Starting a session with "please read .notes/context/project-overview.md before we begin" gives you a sense of continuity — the AI picks up where the last session left off rather than starting from scratch.

What Actually Changed

Two months in, I've noticed two things. First, my instructions to Antigravity got shorter. "Refer to the note on this" does a lot of the work that used to take paragraphs of explanation. Second, my own understanding of the codebase deepened. Writing down the reasoning for decisions, in plain language, forces a kind of clarity that reading code alone doesn't.

There's a risk with AI-assisted development: the code gets written, but your mental model of why it exists stays shallow. The Obsidian layer is a small intervention against that.

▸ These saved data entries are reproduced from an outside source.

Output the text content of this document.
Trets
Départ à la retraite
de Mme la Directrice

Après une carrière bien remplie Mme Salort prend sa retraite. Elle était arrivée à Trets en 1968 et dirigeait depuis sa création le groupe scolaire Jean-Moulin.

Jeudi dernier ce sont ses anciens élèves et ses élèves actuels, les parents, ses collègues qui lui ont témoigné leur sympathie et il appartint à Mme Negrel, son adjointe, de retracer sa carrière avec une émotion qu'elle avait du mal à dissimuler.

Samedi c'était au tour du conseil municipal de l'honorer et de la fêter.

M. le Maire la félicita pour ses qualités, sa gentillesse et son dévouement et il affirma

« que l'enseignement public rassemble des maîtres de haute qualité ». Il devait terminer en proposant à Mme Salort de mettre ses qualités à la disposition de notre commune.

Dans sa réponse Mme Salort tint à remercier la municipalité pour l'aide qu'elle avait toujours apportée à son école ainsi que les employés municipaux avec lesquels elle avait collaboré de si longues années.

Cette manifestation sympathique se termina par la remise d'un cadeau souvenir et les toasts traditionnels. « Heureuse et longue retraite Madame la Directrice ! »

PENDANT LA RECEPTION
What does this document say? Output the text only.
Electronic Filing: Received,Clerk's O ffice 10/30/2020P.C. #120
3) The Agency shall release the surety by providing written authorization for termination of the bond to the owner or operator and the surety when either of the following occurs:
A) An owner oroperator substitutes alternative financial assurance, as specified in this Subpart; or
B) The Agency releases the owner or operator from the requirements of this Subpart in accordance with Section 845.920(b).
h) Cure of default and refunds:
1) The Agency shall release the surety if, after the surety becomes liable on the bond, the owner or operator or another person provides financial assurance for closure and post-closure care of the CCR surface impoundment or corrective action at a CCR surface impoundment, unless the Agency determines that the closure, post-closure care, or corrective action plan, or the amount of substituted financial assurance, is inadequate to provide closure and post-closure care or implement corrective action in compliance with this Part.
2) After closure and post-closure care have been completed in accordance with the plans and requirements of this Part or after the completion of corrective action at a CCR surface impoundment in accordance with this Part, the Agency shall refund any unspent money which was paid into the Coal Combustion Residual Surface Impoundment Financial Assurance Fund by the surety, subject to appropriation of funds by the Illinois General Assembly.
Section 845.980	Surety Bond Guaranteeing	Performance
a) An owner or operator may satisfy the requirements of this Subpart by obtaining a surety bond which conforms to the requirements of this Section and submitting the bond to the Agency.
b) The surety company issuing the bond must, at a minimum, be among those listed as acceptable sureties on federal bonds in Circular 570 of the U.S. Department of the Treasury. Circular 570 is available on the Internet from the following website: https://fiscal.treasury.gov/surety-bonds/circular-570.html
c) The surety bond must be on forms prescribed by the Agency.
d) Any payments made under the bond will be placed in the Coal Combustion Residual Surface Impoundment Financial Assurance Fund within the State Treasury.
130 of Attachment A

One final tip for making this stick: do not spend time perfecting note formatting. I nearly abandoned the habit early on by over-engineering templates. Once I trimmed each note type — ADR, bug, design memo — down to about four headings, the practice survived contact with busy weeks. Search is handled by Obsidian's links and Antigravity's grep anyway; write each note with the lightness of a memo to your future self.

The specific tool doesn't matter much. Notion, plain text files, even a paper notebook works. What matters is having something that lets context survive between sessions — because the sessions are only as good as what you bring into them. As an indie developer juggling apps and sites in parallel, I return to months-old design decisions constantly — this system earns its keep weekly. Thanks for reading.